Monopólio transnacional, salvador do Mundo

Ler a Veja é às vezes como frequentar a marginal Tietê: aqui e ali gigantescas fachadas das maiores marcas do Brasil e do Mundo; no meio de tudo, o rio transformado em esgoto.

Analogia talvez mais verdadeira quando a Veja empreende seus "argumentos" sobre as soluções para o Mundo. Na edição desta semana, a "resposta à superpopulação":

Soja modificada geneticamente da Monsanto (ao lado) e o papa da revolução verde, Norman Borlaug: sem tecnologia de ponta, o mundo estaria passando fome

A Monsanto fica com boa parte da solução: 

Apesar de ainda despertar um sem-número de polêmicas, a engenharia genética é vista como a salvação para o futuro da comida no planeta. "Através da utilização de sementes geneticamente modificadas, busca-se aprimorar as qualidades de determinado alimento com atributos obtidos de outras espécies ou bactérias. Isso eleva os ganhos de produtividade em até 10%", afirmou a VEJA Rodrigo Santos, diretor da Monsanto. No Brasil, um exemplo é o milho YieldGard (Bt), resistente às três pragas típicas dessa lavoura: a lagarta-do-cartucho, a lagarta-da-espiga e a broca-da-cana. Para os próximos anos, a Monsanto, líder mundial do setor, planeja lançar sementes tolerantes a secas prolongadas e que produzam alimentos mais nutritivos. Também estão sendo pesquisadas variedades de cana-de-açúcar com o dobro do poder energético. 

Notemos o tom: apesar de tanto falatório a engenharia genética é a salvação, e o argumento da salvação perpassa transnacionais como a Monsanto.

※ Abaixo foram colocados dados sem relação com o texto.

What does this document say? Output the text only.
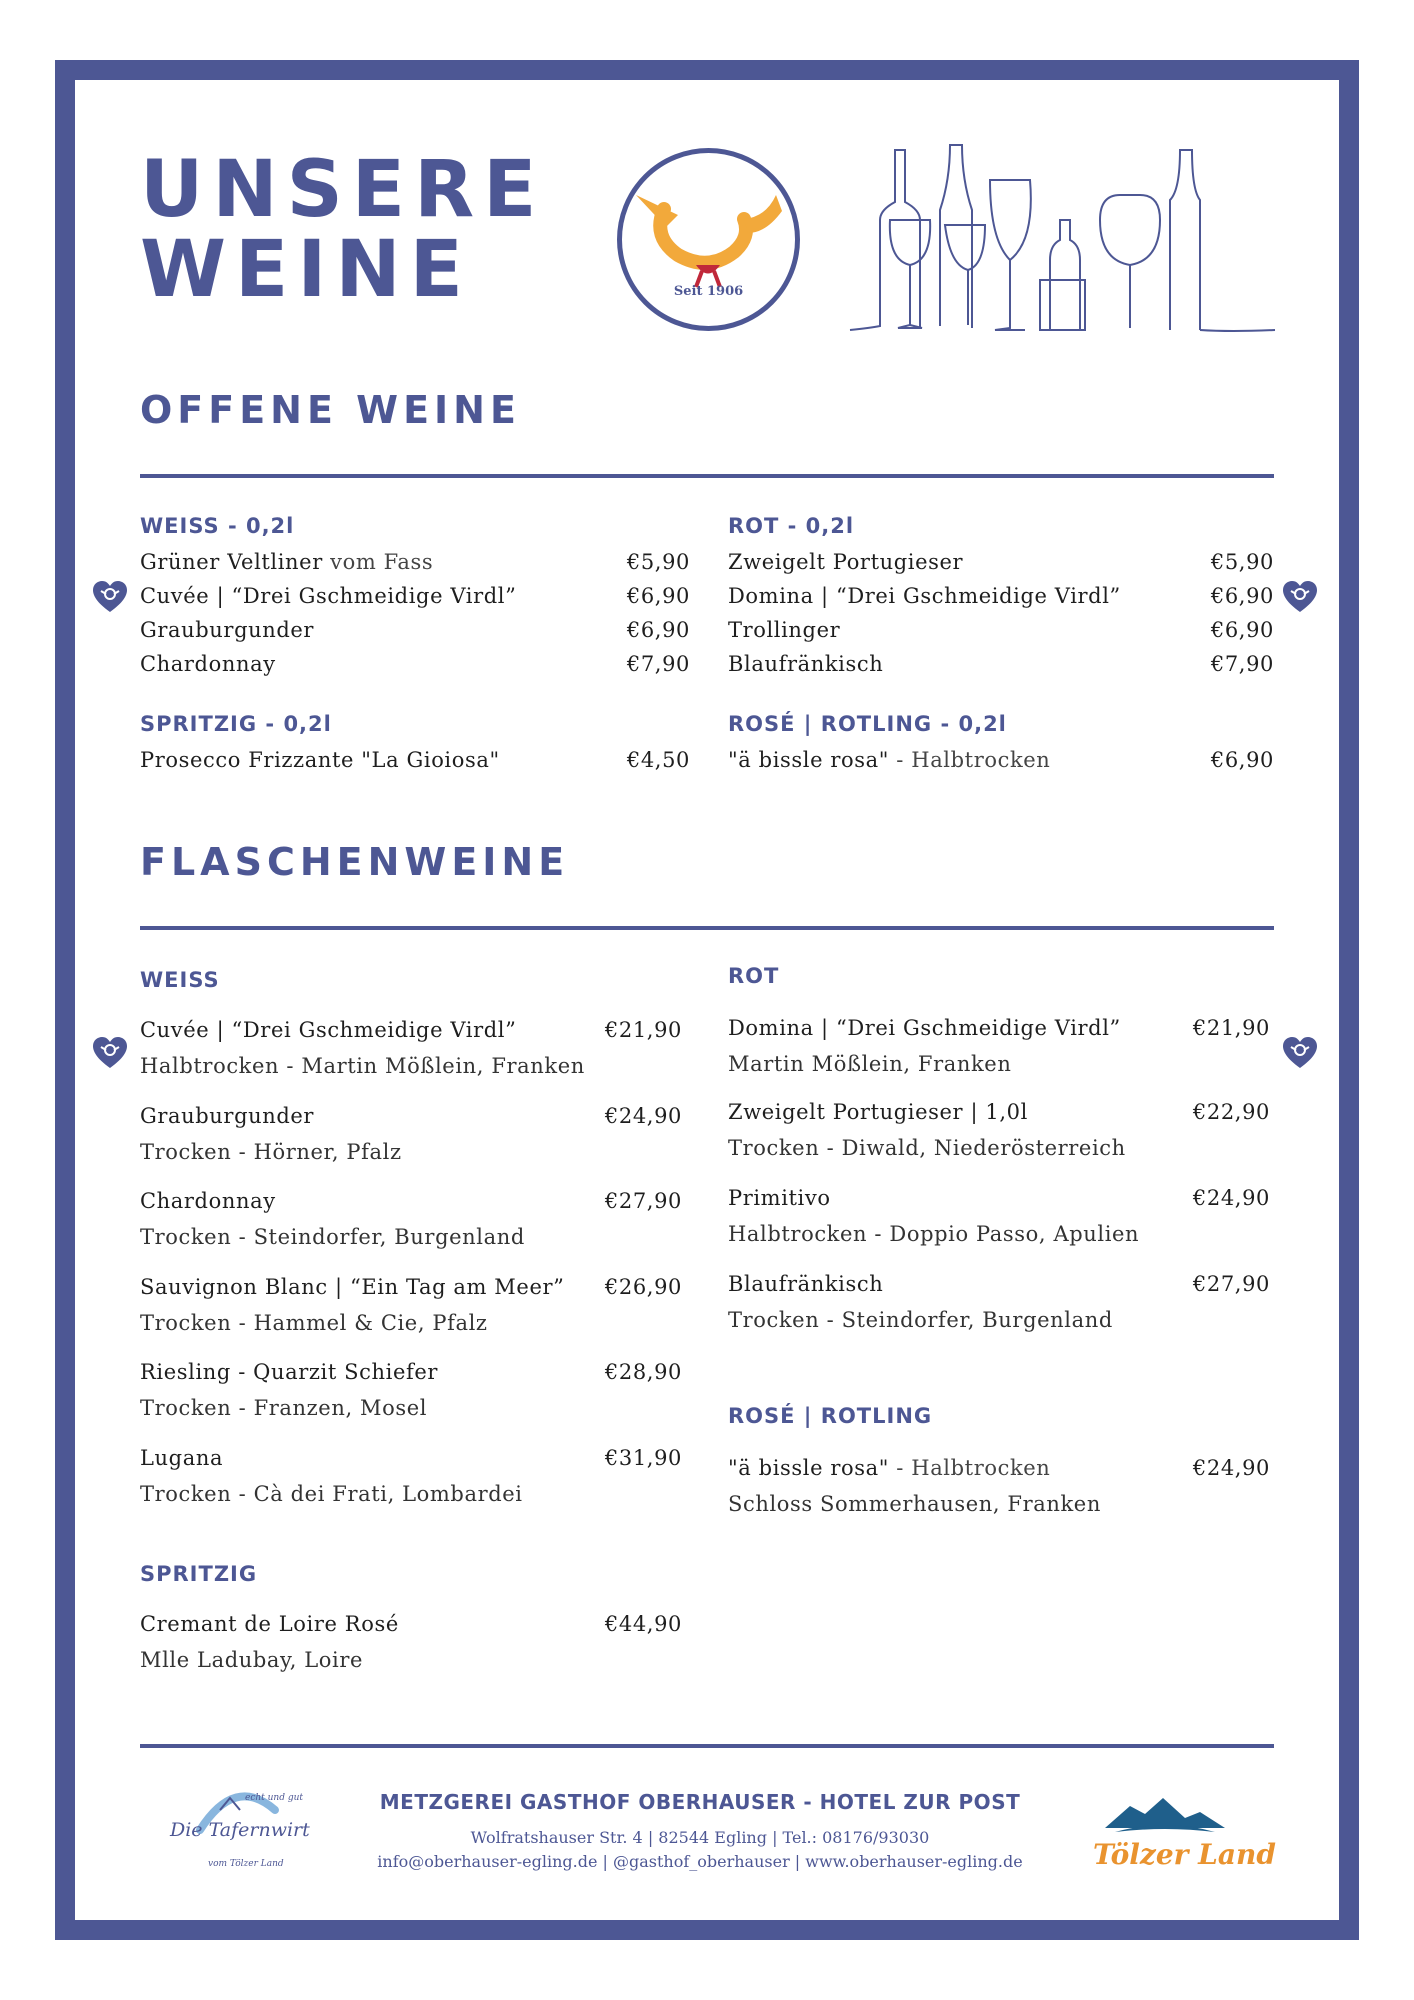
UNSERE
WEINE	Seit 1906
OFFENE WEINE
WEISS - 0,2l
Grüner Veltliner vom Fass	€5,90
Cuvée | “Drei Gschmeidige Virdl”	€6,90
Grauburgunder	€6,90
Chardonnay	€7,90
SPRITZIG - 0,2l
Prosecco Frizzante "La Gioiosa"	€4,50
ROT - 0,2l
Zweigelt Portugieser	€5,90
Domina | “Drei Gschmeidige Virdl”	€6,90
Trollinger	€6,90
Blaufränkisch	€7,90
ROSÉ | ROTLING - 0,2l
"ä bissle rosa" - Halbtrocken	€6,90
FLASCHENWEINE
WEISS
Cuvée | “Drei Gschmeidige Virdl”	€21,90
Halbtrocken - Martin Mößlein, Franken
Grauburgunder	€24,90
Trocken - Hörner, Pfalz
Chardonnay	€27,90
Trocken - Steindorfer, Burgenland
Sauvignon Blanc | “Ein Tag am Meer” €26,90
Trocken - Hammel & Cie, Pfalz
Riesling - Quarzit Schiefer	€28,90
Trocken - Franzen, Mosel
Lugana	€31,90
Trocken - Cà dei Frati, Lombardei
SPRITZIG
Cremant de Loire Rosé	€44,90
Mlle Ladubay, Loire
ROT
Domina | “Drei Gschmeidige Virdl”	€21,90
Martin Mößlein, Franken
Zweigelt Portugieser | 1,0l	€22,90
Trocken - Diwald, Niederösterreich
Primitivo	€24,90
Halbtrocken - Doppio Passo, Apulien
Blaufränkisch	€27,90
Trocken - Steindorfer, Burgenland
ROSÉ | ROTLING
"ä bissle rosa" - Halbtrocken	€24,90
Schloss Sommerhausen, Franken
echt und gut
Die Tafernwirt
vom Tölzer Land
METZGEREI GASTHOF OBERHAUSER - HOTEL ZUR POST
Wolfratshauser Str. 4 | 82544 Egling | Tel.: 08176/93030
info@oberhauser-egling.de | @gasthof_oberhauser | www.oberhauser-egling.de	Tölzer Land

E mesmo com tanta polêmica, o papel do jornalismo de uma revista chamada Veja não é fazer jornalismo (analisar as polêmicas, por que elas são tão insistentes por exemplo), é dar respostas.

Agricultura familiar, produtividade e tecnologia de sementes crioulas, monopólios de transnacionais, risco dos transgênicos, dependência econômica e alimentar, nada está em questão. Quem precisa de jornalismo, se já temos as respostas?

Ainda mais se a "reportagem" da Veja curiosamente concede a diversos players implicados com as causas do problema a voz da solução (antigamente se ligava o Monopólio ao aumento dos preços – algo que talvez os economistas atualizados de Veja considerem ultrapassado).

Por sorte, embora sem visibilidade tão privilegiada, outros cumprem a função:

Confidential contracts detailing Monsanto Co.’s business practices reveal how the world’s biggest seed developer is squeezing competitors, controlling smaller seed companies and protecting its dominance over the multibillion-dollar market for genetically altered crops, an Associated Press investigation has found.

With Monsanto’s patented genes being inserted into roughly 95 percent of all soybeans and 80 percent of all corn grown in the U.S., the company also is using its wide reach to control the ability of new biotech firms to get wide distribution for their products, according to a review of several Monsanto licensing agreements and dozens of interviews with seed industry participants, agriculture and legal experts.

Declining competition in the seed business could lead to price hikes that ripple out to every family’s dinner table. That’s because the corn flakes you had for breakfast, soda you drank at lunch and beef stew you ate for dinner likely were produced from crops grown with Monsanto’s patented genes. [Continua no artigo do Associated Press, com créditos do link ao Animot e seu twitter, tradução es, pt]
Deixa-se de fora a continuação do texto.